Kia: Laurence Fishburne reprised his role as Morpheus in this tongue-in-cheek sendup of “The Matrix,” with a (literally) operatic climax.

RadioShack: The old-school technology shop enlisted a passel of ’80s personalities — including gymnast Mary Lou Retton, Hulk Hogan and the TV puppet Alf — to clear out dated inventory and update its image.

Beats Music: Ellen DeGeneres is immensely likable to begin with. Team her with a family of dancing bears, boogying to the new subscription-based music-streaming service, and she’s irresistible.

H&M: Soccer star David Beckham ripped off his shirt and then (off-camera) lost his underwear. Every woman (and a few men) at the party wanted to know where to buy whatever he was selling.

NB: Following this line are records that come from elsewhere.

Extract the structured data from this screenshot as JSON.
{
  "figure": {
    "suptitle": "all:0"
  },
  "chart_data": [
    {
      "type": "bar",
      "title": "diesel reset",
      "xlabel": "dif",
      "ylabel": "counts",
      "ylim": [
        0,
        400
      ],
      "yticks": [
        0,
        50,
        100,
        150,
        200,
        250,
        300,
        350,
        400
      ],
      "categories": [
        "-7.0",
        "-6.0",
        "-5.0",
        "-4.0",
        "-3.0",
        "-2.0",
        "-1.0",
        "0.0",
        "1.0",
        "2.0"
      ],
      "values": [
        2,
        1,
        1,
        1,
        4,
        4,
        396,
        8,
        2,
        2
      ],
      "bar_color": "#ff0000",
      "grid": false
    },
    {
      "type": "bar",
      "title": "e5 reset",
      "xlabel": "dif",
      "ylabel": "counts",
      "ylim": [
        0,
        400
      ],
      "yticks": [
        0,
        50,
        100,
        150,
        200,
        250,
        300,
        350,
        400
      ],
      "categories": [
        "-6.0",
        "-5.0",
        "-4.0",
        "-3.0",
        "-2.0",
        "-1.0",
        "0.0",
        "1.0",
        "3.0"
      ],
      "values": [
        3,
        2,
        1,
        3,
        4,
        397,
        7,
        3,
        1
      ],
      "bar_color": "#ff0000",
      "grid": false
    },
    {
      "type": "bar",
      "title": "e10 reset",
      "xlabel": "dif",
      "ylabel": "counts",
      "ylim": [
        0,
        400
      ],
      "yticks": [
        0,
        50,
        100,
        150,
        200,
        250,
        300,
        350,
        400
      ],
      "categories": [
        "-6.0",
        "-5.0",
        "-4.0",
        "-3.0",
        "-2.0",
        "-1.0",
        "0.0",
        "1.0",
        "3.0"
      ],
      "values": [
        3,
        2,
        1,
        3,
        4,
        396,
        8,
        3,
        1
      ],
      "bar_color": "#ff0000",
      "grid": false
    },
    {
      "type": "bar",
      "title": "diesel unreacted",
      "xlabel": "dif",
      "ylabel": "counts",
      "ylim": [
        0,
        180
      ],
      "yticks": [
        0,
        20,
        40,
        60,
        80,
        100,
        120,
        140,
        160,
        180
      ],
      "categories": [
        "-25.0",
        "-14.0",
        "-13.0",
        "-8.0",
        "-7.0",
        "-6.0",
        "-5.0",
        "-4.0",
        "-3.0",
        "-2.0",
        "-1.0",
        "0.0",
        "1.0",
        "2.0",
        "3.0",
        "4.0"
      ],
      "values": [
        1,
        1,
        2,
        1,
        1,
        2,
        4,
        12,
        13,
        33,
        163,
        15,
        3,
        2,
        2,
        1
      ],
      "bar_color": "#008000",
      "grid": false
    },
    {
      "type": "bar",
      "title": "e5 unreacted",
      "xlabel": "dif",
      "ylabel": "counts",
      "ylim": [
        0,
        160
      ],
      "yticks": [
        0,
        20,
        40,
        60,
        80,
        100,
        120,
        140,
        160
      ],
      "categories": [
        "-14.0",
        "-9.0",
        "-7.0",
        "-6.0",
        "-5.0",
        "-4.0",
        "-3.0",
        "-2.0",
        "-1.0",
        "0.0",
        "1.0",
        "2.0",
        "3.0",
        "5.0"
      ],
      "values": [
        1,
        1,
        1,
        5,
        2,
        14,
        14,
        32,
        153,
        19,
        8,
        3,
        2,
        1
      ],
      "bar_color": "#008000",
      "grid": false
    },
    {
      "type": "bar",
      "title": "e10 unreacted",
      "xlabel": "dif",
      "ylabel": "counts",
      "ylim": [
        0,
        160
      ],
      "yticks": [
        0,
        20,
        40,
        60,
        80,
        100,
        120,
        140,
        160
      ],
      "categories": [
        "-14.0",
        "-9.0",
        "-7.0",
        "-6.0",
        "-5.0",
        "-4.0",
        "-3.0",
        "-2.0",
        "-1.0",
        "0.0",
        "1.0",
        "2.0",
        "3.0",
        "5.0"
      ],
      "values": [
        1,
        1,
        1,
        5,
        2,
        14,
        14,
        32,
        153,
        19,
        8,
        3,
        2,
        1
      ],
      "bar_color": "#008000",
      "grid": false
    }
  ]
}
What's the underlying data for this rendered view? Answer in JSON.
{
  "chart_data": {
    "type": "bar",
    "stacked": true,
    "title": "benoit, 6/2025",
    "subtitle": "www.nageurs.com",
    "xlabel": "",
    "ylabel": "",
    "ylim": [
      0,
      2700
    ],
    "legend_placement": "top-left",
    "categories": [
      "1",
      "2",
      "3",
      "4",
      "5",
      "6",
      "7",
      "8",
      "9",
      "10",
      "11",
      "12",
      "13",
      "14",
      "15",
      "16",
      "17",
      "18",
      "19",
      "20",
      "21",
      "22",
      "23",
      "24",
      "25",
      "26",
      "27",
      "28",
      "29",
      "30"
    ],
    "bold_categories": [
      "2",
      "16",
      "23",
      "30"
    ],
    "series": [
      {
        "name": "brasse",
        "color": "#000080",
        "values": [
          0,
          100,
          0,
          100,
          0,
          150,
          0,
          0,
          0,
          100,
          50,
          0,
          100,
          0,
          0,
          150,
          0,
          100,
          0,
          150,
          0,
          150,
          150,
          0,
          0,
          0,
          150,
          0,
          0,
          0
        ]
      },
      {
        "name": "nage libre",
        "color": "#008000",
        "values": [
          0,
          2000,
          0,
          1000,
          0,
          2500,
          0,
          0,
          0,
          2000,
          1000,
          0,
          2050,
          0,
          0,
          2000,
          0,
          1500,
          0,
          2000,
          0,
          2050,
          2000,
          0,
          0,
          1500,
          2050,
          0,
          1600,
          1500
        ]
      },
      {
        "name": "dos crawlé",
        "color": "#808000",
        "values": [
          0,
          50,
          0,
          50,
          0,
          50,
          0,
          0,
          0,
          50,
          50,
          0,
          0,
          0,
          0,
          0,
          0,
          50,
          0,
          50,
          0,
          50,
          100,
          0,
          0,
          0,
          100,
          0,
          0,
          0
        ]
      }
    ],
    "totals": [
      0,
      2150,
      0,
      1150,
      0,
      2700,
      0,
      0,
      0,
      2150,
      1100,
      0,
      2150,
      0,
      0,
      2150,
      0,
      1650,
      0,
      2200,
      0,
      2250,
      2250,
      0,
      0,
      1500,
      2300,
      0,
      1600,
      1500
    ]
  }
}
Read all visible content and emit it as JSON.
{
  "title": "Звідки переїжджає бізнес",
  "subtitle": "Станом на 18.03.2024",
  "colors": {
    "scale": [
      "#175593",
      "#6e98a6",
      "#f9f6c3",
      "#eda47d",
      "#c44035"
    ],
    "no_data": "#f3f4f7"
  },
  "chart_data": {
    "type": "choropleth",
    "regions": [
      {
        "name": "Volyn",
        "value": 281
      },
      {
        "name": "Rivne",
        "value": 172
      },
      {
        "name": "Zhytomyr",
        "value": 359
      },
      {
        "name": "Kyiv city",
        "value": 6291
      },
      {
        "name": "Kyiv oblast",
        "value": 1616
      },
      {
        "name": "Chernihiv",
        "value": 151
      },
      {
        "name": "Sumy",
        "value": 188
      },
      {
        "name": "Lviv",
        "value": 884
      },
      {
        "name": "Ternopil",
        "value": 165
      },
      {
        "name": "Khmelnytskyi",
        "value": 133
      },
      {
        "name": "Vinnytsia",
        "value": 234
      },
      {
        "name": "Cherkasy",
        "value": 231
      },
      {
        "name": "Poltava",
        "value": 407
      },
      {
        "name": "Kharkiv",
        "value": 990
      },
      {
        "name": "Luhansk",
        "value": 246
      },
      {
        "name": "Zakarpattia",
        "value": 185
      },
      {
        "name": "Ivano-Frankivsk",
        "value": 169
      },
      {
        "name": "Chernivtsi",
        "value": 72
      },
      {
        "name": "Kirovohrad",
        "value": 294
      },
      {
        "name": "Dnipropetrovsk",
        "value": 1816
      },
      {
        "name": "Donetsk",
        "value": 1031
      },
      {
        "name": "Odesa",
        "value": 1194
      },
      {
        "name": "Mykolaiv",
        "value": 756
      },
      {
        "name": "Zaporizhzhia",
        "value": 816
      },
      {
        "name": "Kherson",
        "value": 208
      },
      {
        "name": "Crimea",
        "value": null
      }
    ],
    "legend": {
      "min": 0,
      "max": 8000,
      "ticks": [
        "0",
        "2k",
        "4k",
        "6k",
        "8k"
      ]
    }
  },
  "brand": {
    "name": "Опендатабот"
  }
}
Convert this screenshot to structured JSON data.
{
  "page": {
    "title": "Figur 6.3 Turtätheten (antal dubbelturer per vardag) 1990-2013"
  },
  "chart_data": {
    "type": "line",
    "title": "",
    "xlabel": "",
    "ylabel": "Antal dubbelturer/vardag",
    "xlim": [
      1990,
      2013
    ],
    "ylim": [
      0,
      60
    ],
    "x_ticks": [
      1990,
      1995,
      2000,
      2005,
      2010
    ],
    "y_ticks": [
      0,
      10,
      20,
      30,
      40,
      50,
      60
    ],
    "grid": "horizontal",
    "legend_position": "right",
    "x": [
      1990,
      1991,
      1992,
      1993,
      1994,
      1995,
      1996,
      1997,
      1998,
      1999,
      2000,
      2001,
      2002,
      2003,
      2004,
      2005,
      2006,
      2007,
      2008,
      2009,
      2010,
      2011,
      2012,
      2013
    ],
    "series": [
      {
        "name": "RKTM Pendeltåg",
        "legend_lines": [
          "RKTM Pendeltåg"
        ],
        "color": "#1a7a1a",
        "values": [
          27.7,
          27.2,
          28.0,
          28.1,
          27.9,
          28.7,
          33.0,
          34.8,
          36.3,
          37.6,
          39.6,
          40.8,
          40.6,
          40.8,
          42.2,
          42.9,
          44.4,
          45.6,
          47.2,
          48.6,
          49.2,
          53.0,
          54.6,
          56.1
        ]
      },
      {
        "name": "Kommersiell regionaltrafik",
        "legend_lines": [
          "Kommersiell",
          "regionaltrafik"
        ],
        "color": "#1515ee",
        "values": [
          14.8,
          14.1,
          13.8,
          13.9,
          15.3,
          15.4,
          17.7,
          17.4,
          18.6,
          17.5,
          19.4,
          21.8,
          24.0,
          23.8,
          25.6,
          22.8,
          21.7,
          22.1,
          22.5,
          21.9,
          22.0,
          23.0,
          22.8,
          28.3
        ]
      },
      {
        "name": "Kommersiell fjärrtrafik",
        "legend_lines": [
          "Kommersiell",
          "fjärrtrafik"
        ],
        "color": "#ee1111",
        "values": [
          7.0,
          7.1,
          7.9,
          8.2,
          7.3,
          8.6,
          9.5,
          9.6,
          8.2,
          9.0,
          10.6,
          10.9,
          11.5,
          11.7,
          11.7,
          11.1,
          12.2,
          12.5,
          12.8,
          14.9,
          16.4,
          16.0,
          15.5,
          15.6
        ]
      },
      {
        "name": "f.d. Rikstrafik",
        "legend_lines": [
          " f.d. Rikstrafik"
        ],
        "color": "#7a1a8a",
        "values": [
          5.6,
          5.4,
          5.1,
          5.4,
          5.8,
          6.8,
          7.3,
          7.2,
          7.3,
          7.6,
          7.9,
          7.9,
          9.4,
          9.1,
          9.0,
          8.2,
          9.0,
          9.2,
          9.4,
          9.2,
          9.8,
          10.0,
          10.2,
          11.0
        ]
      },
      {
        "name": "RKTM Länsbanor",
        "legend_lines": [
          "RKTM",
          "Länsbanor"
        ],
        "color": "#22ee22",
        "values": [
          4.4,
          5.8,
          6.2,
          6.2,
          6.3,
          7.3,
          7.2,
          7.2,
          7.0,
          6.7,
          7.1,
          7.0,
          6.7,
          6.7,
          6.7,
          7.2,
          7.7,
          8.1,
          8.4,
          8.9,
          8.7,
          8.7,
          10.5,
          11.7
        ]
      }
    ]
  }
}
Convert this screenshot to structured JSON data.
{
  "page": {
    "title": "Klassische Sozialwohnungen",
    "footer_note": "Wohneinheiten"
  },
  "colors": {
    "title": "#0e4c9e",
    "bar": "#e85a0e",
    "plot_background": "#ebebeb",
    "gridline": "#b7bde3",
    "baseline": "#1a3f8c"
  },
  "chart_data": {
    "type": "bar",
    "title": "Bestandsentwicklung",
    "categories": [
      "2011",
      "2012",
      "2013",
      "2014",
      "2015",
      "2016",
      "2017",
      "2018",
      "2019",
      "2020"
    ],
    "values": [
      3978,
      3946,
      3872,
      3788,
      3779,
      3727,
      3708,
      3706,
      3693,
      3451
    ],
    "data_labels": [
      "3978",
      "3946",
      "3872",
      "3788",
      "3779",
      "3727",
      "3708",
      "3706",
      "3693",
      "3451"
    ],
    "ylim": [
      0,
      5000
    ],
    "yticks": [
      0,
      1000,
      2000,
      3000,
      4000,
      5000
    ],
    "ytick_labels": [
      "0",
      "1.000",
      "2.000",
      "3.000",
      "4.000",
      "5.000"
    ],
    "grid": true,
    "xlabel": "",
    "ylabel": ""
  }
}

Bank of America and (Red): Love the band U2. Loved the exploding-sparks-and-flashlights effects in this music-video style ad, directed by filmmaker Mark Romanek. Especially loved the fact that a big old bank is raising money to fight AIDS.

Ford: James Franco’s epic weirdness brought our high-decibel Super Bowl party to a hush, as everyone strained toward the TV to figure out what the heck was going on. And after all, isn’t that the point?

Coca-Cola: The global soda-pop company won the sincerity sweepstakes, with a multilingual version of “America the Beautiful,” accompanied by images of cross-cultural family bonding. Pepsi’s competing attempt to turn NYC into a collection of giant instruments was clever enough, but didn’t pack the same emotional punch.

Wonderful Pistachios: There was something inspired about the pairing of Stephen Colbert and pistachios: Two nuts together.

Honda: This ad went for the heart and the funny bone with equal success. It started as an earnest plea from Bruce Willis for car safety. It ended with a goofy twist as Fred Armisen (“Portlandia”) clinched Willis in a bear hug that wouldn’t quit.

Chevy Silverado: Hands down the best commercial about bovine lust we have ever seen.